Separately, the statements constituted non-actionable opinion.  The court first framed the overall context: it’s a “scholarly” journal, setting the stage for the article to be received as opinion, “because reasonable readers (especially judges) know that scholarly journals often present one side or the other in opinionated debates.” And the relevant article explicitly presented itself as offering suggestions for judges to consider in evaluating the expertise of document examiners. The intro for “What to look for” and “What to look out for” “employs the language of opinion, not hard facts”: “While judges are responsible for being court gatekeepers, I, as a practicing forensic document examiner, would like to respectfully suggest ways to differentiate between the true professional and the lesser-qualified practitioners.” The entire section of the article was called, “Gatekeeping Tips from a Practitioner,” indicating that this is the author’s viewpoint.  
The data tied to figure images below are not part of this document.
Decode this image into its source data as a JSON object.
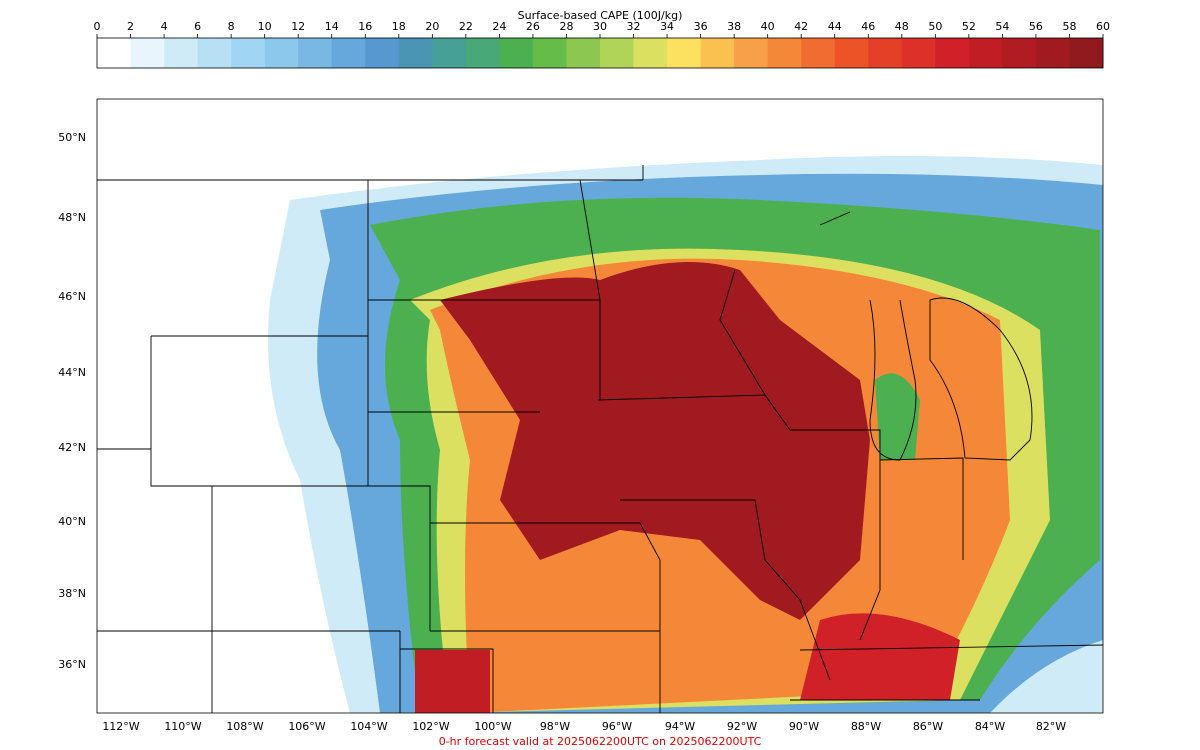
{
  "colorbar": {
    "title": "Surface-based CAPE (100J/kg)",
    "ticks": [
      0,
      2,
      4,
      6,
      8,
      10,
      12,
      14,
      16,
      18,
      20,
      22,
      24,
      26,
      28,
      30,
      32,
      34,
      36,
      38,
      40,
      42,
      44,
      46,
      48,
      50,
      52,
      54,
      56,
      58,
      60
    ],
    "colors": [
      "#ffffff",
      "#e8f5fc",
      "#d0ebf8",
      "#b8e0f5",
      "#a0d6f2",
      "#8cc8ec",
      "#78b8e3",
      "#66a8dc",
      "#5898d0",
      "#4a94b4",
      "#46a096",
      "#48a878",
      "#4cb050",
      "#66bc48",
      "#8cc850",
      "#b0d458",
      "#dce060",
      "#fce060",
      "#fac050",
      "#f8a048",
      "#f48838",
      "#f06c30",
      "#ec5428",
      "#e44028",
      "#dc3028",
      "#d02028",
      "#c01e24",
      "#b01c22",
      "#a01a20",
      "#901a1e"
    ]
  },
  "lat_labels": [
    "50°N",
    "48°N",
    "46°N",
    "44°N",
    "42°N",
    "40°N",
    "38°N",
    "36°N"
  ],
  "lon_labels": [
    "112°W",
    "110°W",
    "108°W",
    "106°W",
    "104°W",
    "102°W",
    "100°W",
    "98°W",
    "96°W",
    "94°W",
    "92°W",
    "90°W",
    "88°W",
    "86°W",
    "84°W",
    "82°W"
  ],
  "footer": "0-hr forecast valid at 2025062200UTC on 2025062200UTC"
}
The individual statements also used the language of opinion, such as “appropriately trained forensic document examiner” (emphasis added), and “recognized by the broader forensic science community, law enforcement, and courts ….”  There was no way to verify the American Board’s “recognition” in the community, and the sweeping breadth of the statement made it even less fact-like/verifiable.  The third and fourth statements were part of the section “What to look out for,” which already spoke in the language of an opinion. And the intro sentence says that the author “suggests” that judges look for certain things to distinguish between a “true” professional and “lesser”-qualified practitioners. “Suggests,” “true,” and “lesser” “all signify that Vastrick is expressing his opinions in offering the lists.”

Without a factual statement, the false light and state-law false advertising claims also failed, as did the Lanham Act claim--without even needing to address the question of whether the article constituted "commercial advertising or promotion."